# Sound Deadener....?



## Acetaminophen (Mar 1, 2010)

I have been doing some research on some sound deadening, I just put an cat back exhaust it's a flow master thunder series...on my truck the other day and it is a bit loud for my taste, I can't hear my music very well and it rumbles everything in my truck when I step on the gas. 
I have seen a couple people using frost king duct insulator as a means to reduce vibration and act as a sound deadener has anyone had any luck with this? It is fairly cheap about $50 for a 100 foot roll at Lowes.
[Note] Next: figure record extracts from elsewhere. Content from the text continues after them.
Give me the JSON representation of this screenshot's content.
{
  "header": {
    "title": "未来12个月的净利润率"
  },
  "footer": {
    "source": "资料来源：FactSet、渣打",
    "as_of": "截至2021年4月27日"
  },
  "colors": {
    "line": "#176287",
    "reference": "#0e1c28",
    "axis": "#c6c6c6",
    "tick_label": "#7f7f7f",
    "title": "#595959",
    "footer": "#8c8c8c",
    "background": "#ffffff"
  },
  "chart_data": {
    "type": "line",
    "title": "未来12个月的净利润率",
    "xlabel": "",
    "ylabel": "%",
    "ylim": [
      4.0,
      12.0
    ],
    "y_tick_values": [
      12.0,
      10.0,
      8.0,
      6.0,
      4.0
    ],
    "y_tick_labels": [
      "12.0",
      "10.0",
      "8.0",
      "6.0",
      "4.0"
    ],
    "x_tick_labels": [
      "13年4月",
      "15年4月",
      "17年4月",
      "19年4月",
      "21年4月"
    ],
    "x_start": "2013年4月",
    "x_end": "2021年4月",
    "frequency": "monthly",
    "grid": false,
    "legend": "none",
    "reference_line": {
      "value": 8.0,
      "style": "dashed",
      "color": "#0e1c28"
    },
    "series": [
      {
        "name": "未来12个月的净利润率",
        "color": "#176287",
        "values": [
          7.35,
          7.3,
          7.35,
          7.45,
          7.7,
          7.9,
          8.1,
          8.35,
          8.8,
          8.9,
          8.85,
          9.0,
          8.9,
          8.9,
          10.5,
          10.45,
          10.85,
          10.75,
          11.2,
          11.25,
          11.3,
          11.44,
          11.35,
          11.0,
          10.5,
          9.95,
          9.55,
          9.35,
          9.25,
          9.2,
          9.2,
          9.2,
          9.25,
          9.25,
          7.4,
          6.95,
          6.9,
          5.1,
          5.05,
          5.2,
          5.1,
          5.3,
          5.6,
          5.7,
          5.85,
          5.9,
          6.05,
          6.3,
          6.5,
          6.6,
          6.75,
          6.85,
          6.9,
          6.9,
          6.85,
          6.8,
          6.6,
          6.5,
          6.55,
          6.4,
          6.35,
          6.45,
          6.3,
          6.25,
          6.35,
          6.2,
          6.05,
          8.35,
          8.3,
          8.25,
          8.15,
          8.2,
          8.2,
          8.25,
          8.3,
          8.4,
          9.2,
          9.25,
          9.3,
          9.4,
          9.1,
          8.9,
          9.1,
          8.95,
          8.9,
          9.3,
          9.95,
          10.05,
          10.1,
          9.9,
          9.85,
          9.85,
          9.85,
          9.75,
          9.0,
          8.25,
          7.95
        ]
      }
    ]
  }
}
If I apply 2 or three layers of this stuff would it be comparable to the Dynamat that people use? 
Looking for a cost effective way to reduce the vibration and cut down on the noise.
Thanks for the input.


----------



## pharoah (Aug 28, 2006)

i have no clue on this one i know dynamat is good.


----------



## Acetaminophen (Mar 1, 2010)

Eh, I have read that some people have had great luck with frost king....just not sure how great....


----------



## Dragonstar982 (Aug 18, 2010)

I am assuming that you are going to lay this in the cabin and not try to wrap the exhaust pipes with it (not a good idea as the pipes might get to be higher temp than the capacity of the wrap).

Not sure on the sound deadening quality I think it should help a good bit to reduce it.

I have to wonder if it will boost your a/c and heater output by insulating the cabin. 

But if you didn't want a louder exhaust why did you install the thunder series they were designed for that throaty rumble.


----------



## ebackhus (Apr 21, 2005)

I also recommend Dynamat but agree with Dragonstar. Why make it louder if you don't like it?


----------